“‘Bunch of BS’: Attendee at Trump’s CEO Meeting Refutes Media Reports: ‘The attendee who spoke with The Daily Signal said Sorkin’s interpretation is wrong. (The Daily Signal granted the attendee anonymity to speak candidly about the private meeting.) ‘There was never a moment of meandering,’ the attendee said. ‘He was focused. In fact, he received a loud ovation at the end.’ The attendee added: ‘There was not one CEO who wasn’t impressed with what they heard from Trump. Everybody was clapping.’ Sorkin did not immediately reply to The Daily Signal’s request for comment,'” posted convicted felon former President Trump’s Truth Social account on Tuesday.
The anonymous quote comes in response to CNBC/New York Times finance guy Andrew Ross Sorkin’s recent reporting on CEOs who attended a meeting with the fat fuck last week who “said that [Trump] was remarkably meandering, could not keep a straight thought [and] was all over the map,” and that “These were people who I think might have been actually predisposed to [Trump but] actually walked out of the room less predisposed,” during a bit on CNBC’s “Squawk Box.” Sorkin also told MSNBC’s Morning Joe that “at one point, he discussed his plan to bring the corporate tax rate down from 21 percent to 20 percent and was asked about why he had chosen 20 percent. And he said, ‘Well, it’s a round number.’ That unto itself had a number of CEOs shaking their heads.”
Separately on Tuesday Variety editor Ramin Setoodeh, author of a new book on Donald’s reality TV career Apprentice in Wonderland, backed up Sorkin’s reporting in an interview with CNN’s Kaitlan Collins, telling her that “‘meandering’ and ‘confusing’ is right… He goes from one story to the next. He struggles with the chronology of events. He seems very upset that he wasn’t respected by certain celebrities in the White House. And then he’d go to a story about” the stupid reality show.

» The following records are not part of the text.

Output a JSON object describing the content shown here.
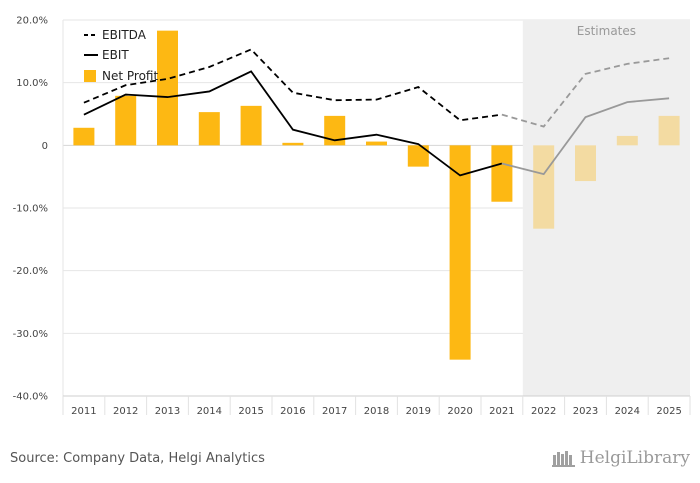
{
  "chart_data": {
    "type": "bar",
    "categories": [
      "2011",
      "2012",
      "2013",
      "2014",
      "2015",
      "2016",
      "2017",
      "2018",
      "2019",
      "2020",
      "2021",
      "2022",
      "2023",
      "2024",
      "2025"
    ],
    "estimate_start_index": 11,
    "estimates_label": "Estimates",
    "ylim": [
      -40,
      20
    ],
    "yticks": [
      20,
      10,
      0,
      -10,
      -20,
      -30,
      -40
    ],
    "ytick_labels": [
      "20.0%",
      "10.0%",
      "0",
      "-10.0%",
      "-20.0%",
      "-30.0%",
      "-40.0%"
    ],
    "series": [
      {
        "name": "EBITDA",
        "type": "line",
        "style": "dashed",
        "color": "#000000",
        "values": [
          6.8,
          9.6,
          10.6,
          12.5,
          15.3,
          8.4,
          7.2,
          7.3,
          9.3,
          4.0,
          4.9,
          3.0,
          11.4,
          13.0,
          13.9
        ]
      },
      {
        "name": "EBIT",
        "type": "line",
        "style": "solid",
        "color": "#000000",
        "values": [
          4.9,
          8.1,
          7.7,
          8.6,
          11.8,
          2.5,
          0.8,
          1.7,
          0.2,
          -4.8,
          -2.9,
          -4.6,
          4.5,
          6.9,
          7.5
        ]
      },
      {
        "name": "Net Profit",
        "type": "bar",
        "color": "#FDB813",
        "values": [
          2.8,
          7.9,
          18.3,
          5.3,
          6.3,
          0.4,
          4.7,
          0.6,
          -3.4,
          -34.2,
          -9.0,
          -13.3,
          -5.7,
          1.5,
          4.7
        ]
      }
    ],
    "legend_position": "top-left",
    "grid": true
  },
  "footer": {
    "source": "Source: Company Data, Helgi Analytics",
    "brand": "HelgiLibrary"
  }
}
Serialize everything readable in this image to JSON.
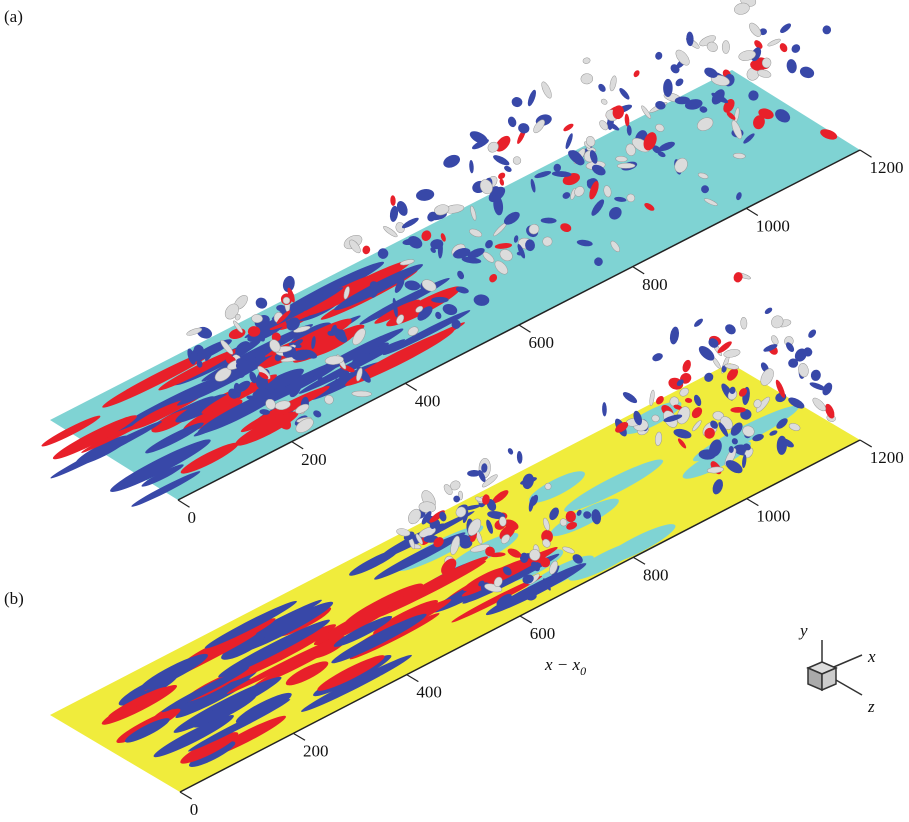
{
  "panels": [
    {
      "label": "(a)",
      "ticks": [
        "0",
        "200",
        "400",
        "600",
        "800",
        "1000",
        "1200"
      ]
    },
    {
      "label": "(b)",
      "ticks": [
        "0",
        "200",
        "400",
        "600",
        "800",
        "1000",
        "1200"
      ]
    }
  ],
  "axis_label": {
    "base": "x − x",
    "sub": "0"
  },
  "triad": {
    "x": "x",
    "y": "y",
    "z": "z"
  }
}
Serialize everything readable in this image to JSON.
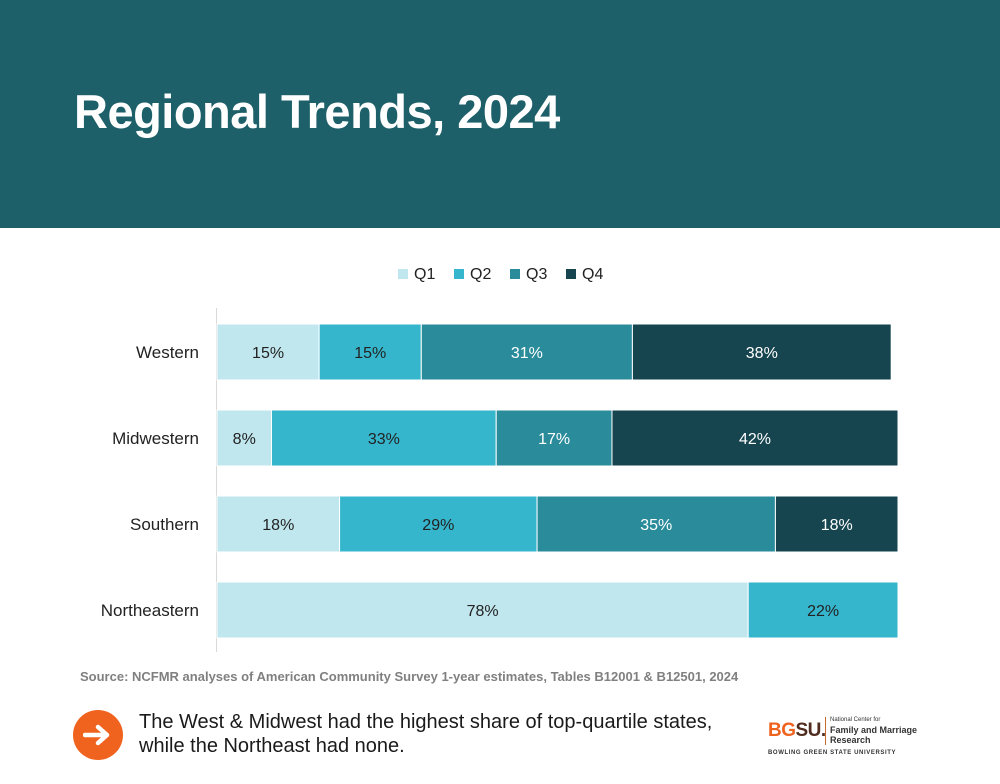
{
  "header": {
    "title": "Regional Trends, 2024"
  },
  "colors": {
    "header_bg": "#1e6069",
    "q1": "#c0e7ee",
    "q2": "#35b6cc",
    "q3": "#2a8b9b",
    "q4": "#16454f",
    "accent": "#f0631f",
    "bgsu_brown": "#4f2c1d"
  },
  "chart_data": {
    "type": "bar",
    "orientation": "horizontal",
    "stacked": true,
    "categories": [
      "Western",
      "Midwestern",
      "Southern",
      "Northeastern"
    ],
    "series": [
      {
        "name": "Q1",
        "values": [
          15,
          8,
          18,
          78
        ],
        "labels": [
          "15%",
          "8%",
          "18%",
          "78%"
        ]
      },
      {
        "name": "Q2",
        "values": [
          15,
          33,
          29,
          22
        ],
        "labels": [
          "15%",
          "33%",
          "29%",
          "22%"
        ]
      },
      {
        "name": "Q3",
        "values": [
          31,
          17,
          35,
          0
        ],
        "labels": [
          "31%",
          "17%",
          "35%",
          ""
        ]
      },
      {
        "name": "Q4",
        "values": [
          38,
          42,
          18,
          0
        ],
        "labels": [
          "38%",
          "42%",
          "18%",
          ""
        ]
      }
    ],
    "xlim": [
      0,
      100
    ],
    "title": "",
    "xlabel": "",
    "ylabel": "",
    "legend_position": "top-center",
    "grid": false
  },
  "source": {
    "text": "Source: NCFMR analyses of American Community Survey 1-year estimates, Tables B12001 & B12501, 2024"
  },
  "takeaway": {
    "icon": "arrow-right-icon",
    "text": "The West & Midwest had the highest share of top-quartile states, while the Northeast had none."
  },
  "logo": {
    "name": "BGSU",
    "bg": "BG",
    "su": "SU.",
    "center_small": "National Center for",
    "center_name": "Family and Marriage Research",
    "university": "BOWLING GREEN STATE UNIVERSITY"
  }
}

Setoodeh went on to say that Trump “confidently told me and declared that Joan Rivers voted for him when he ran for president,” adding that Joan Rivers died in 2014. “On some days, I have the feeling he has no idea whom he is even talking to. At our second meeting, he tells me he couldn’t remember sitting down with me, even though it was only a few months earlier.”